At the Washington state regional powerlifting invitational for the organization, more than four dozen athletes are warming up for the state competition. They use a gym in Seattle’s Washington Athletic Club.
Morgan Kenske stands 4 feet 9 and weighs 110 pounds. She has Down syndrome and wants to be a bodybuilder.
She has a towel draped over her head like a boxer in a corner before taking on an opponent.
Her coach, Hannah Thayer, of the Federal Way Thunder Lifters, whispers to her.
“I wished her luck. She’s strong. I tell her to breathe.”

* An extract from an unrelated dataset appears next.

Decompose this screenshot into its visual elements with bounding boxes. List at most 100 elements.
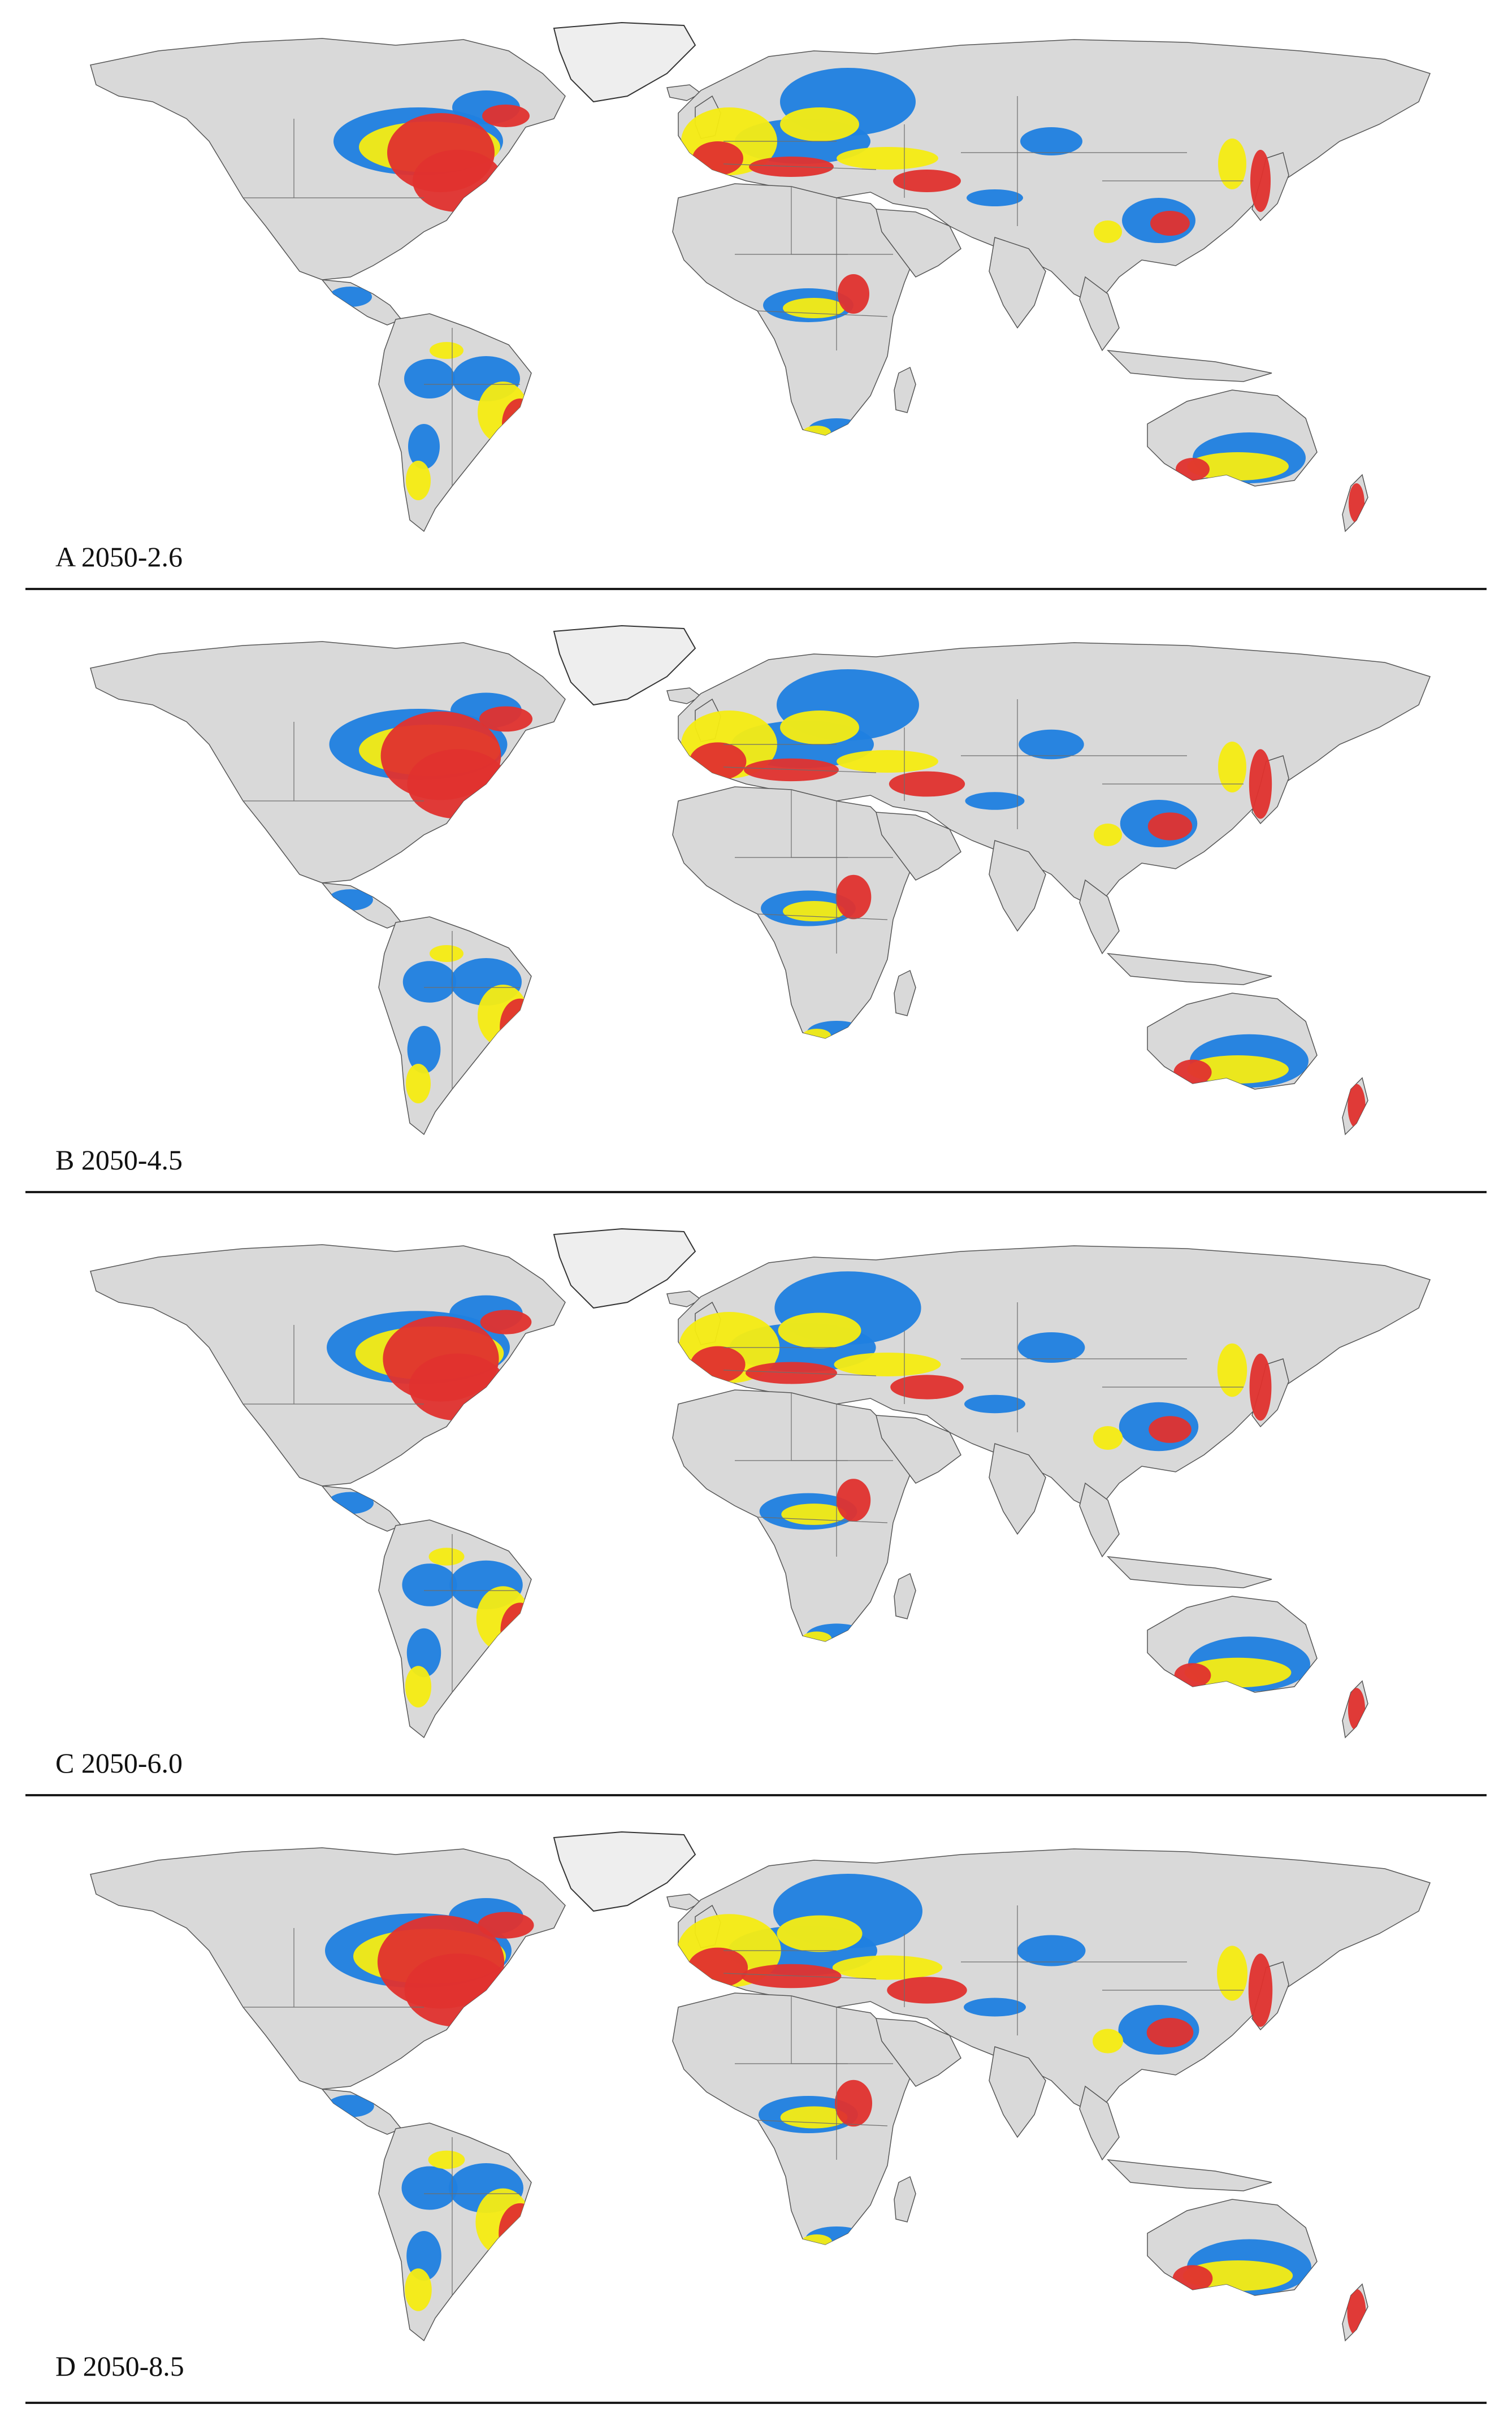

Kenske approaches the bar, which alone weighs 45 pounds, placing her hands on it just right.
She spreads her feet, tilts back a bit, steps back, bends her knees to the squat position and powers up a total of 85 pounds, locking her legs.
Kenske has lifted more than her weight, and about the squat says, “They’re easy.”
Her father, Gary Kenske, says, “She does it to stay fit. Morgan has dedication.”
On the Tumwater Valley team, it’s hard to miss Sam Greatwood when he’s competing.
With a room-filling bellow, he attacks the weights.
“It’s my second effort,” he says of his scream, which helps him power the weight back up.